La matière dense et chaude, présente dans les cœurs des planètes et des étoiles, est étudiée expérimentalement dans des installations de recherche de grande envergure, telles que la ligne de faisceau internationale Helmholtz pour les champs extrêmes (HIBEF) à l’European XFEL et le National Ignition Facility (NIF) aux États-Unis. L’équipe de Tobias Dornheim collabore avec ces institutions, et le projet ROLF intervient précisément dans l’amélioration des méthodes expérimentales d’analyse de la fusion par laser, notamment la diffusion Thomson des rayons X (XRTS).
La diffusion des rayons X : un outil diagnostique essentiel
Pour le diagnostic par diffusion des rayons X, une source de rayons X est dirigée vers un échantillon. Les changements d’énergie des photons déviés dans l’échantillon sont mesurés et utilisés pour déduire les propriétés du matériau. Jusqu’à présent, l’évaluation des données mesurées reposait sur une série d’approximations non contrôlées.

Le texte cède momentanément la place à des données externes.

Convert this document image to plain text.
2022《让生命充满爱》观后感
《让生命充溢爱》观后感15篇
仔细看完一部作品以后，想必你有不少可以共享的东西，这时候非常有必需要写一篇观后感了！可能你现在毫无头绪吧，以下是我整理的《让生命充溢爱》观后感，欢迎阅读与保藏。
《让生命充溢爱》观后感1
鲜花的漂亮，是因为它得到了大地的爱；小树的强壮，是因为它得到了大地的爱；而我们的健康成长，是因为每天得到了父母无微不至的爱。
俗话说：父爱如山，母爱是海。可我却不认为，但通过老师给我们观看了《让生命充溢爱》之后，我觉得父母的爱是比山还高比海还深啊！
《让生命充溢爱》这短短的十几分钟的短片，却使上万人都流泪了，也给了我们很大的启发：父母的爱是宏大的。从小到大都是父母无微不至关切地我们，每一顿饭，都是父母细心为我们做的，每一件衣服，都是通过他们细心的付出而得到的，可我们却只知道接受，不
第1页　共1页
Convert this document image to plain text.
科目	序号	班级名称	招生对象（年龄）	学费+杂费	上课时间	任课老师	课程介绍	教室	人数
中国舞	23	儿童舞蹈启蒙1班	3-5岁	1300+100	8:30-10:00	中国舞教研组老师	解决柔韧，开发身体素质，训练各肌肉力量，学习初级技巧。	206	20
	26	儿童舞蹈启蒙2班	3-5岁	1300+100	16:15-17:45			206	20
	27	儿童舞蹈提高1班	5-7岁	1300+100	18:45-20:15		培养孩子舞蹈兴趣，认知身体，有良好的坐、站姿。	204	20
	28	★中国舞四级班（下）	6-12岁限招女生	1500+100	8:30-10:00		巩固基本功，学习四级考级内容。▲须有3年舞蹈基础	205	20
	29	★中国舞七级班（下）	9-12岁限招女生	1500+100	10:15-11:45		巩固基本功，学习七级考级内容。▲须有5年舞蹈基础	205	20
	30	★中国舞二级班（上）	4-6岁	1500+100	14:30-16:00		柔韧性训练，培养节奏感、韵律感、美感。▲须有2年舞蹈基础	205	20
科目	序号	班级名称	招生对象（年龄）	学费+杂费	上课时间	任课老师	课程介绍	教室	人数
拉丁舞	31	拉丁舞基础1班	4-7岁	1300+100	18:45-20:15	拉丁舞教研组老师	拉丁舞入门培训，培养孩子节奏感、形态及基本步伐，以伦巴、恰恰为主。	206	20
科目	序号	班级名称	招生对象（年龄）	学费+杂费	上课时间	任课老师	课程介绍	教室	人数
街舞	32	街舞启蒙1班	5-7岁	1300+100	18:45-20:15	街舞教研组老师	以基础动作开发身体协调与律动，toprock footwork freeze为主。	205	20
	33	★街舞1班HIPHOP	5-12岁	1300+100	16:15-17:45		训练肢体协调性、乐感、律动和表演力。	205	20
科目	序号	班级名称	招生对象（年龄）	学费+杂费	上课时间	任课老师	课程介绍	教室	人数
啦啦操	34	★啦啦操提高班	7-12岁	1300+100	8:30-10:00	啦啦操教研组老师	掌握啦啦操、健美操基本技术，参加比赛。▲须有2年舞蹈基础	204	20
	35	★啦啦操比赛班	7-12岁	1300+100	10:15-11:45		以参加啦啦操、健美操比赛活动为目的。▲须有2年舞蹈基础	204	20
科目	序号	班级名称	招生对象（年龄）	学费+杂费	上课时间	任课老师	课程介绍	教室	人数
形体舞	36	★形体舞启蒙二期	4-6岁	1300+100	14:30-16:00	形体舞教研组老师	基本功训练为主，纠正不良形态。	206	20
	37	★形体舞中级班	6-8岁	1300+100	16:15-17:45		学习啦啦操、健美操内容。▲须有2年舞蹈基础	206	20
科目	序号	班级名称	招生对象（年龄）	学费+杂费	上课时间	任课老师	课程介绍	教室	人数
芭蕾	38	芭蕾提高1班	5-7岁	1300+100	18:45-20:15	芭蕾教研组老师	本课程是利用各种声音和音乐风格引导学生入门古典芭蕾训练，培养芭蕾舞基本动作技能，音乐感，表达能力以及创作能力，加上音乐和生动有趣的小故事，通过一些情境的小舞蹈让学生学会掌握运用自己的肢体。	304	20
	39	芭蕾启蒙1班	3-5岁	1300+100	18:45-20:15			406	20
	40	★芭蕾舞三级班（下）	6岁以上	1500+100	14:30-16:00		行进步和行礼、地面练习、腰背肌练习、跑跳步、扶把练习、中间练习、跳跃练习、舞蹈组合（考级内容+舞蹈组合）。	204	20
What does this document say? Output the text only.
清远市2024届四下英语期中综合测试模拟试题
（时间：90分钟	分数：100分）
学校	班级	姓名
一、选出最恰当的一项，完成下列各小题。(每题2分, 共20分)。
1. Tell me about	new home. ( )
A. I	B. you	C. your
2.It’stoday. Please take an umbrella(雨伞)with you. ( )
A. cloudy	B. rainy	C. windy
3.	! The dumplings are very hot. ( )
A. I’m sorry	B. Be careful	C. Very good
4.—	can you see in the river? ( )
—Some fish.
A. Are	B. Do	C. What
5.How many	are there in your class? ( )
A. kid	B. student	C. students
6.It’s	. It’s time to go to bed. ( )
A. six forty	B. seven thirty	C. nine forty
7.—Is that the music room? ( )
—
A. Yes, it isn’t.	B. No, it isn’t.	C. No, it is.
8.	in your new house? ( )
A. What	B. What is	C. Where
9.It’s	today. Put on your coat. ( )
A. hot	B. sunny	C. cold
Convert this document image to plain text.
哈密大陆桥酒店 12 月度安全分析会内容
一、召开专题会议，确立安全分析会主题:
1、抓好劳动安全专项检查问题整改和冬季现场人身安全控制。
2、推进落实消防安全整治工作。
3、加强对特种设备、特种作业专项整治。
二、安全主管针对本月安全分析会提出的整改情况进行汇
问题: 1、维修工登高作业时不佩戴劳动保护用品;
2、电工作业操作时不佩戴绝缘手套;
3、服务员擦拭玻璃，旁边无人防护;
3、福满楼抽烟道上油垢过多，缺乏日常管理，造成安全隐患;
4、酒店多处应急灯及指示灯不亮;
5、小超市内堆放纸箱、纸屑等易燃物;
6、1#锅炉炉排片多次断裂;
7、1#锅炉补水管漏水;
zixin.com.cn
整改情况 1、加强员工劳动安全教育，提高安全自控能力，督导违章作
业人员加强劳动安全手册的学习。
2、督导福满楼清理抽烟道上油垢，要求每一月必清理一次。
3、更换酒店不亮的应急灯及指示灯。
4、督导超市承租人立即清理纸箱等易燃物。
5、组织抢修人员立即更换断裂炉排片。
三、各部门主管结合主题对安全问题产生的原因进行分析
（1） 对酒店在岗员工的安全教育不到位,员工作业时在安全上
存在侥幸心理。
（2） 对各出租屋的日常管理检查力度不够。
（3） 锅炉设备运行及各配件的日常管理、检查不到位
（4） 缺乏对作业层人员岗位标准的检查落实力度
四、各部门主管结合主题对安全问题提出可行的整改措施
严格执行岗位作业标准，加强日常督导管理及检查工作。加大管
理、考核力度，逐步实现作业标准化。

L’équipe de CASUS a démontré qu’une évaluation précise des données est possible sans simulations ni modèles, en utilisant la transformée de Laplace. Le projet ROLF prévoit de créer un logiciel open-source pour rendre cette méthode d’évaluation accessible à tous les experts en fusion laser. L’objectif est également de développer la méthode pour déterminer d’autres variables pertinentes, telles que la densité ou le degré d’ionisation de la WDM.
Contributions du HZDR à la fusion par laser
Récemment, le ministère fédéral allemand de l’Éducation et de la Recherche (BMBF) a présenté un nouveau programme de financement pour la recherche sur la fusion. L’objectif est de jouer un rôle décisif dans le défi international de parvenir à un fonctionnement économique d’une centrale à fusion.
Un document de position du BMBF publié récemment souligne la nécessité de « diagnostics raffinés pour valider les codes et modèles ». Le professeur Sebastian M. Schmidt, directeur scientifique du HZDR, se réjouit de l’approbation du financement pour le projet CASUS : « Avec HIBEF, CASUS et nos lasers de haute puissance DRACO et PENELOPE, le HZDR est idéalement placé pour apporter des contributions significatives à la recherche sur la fusion par laser. Nous pouvons décrypter les processus fondamentaux qui ouvrent la voie à l’application. »
Le Fonds de transition juste (FJT) est un instrument de financement de l’Union européenne qui bénéficie principalement aux régions dépendantes de la houille et du lignite. Un total de 375 millions d’euros est disponible pour la partie saxonne de la région minière de lignite de Lusace. Bien que la plupart des fonds soient réservés au soutien de l’économie dans les zones les plus touchées par les changements structurels, les institutions universitaires peuvent également demander un financement pour des projets de recherche et de développement. CASUS a ainsi pu obtenir un financement à 100 % de plus de 700 000 euros pour ROLF via la directive de financement « Research InfraProNet 2021 – 2027 ».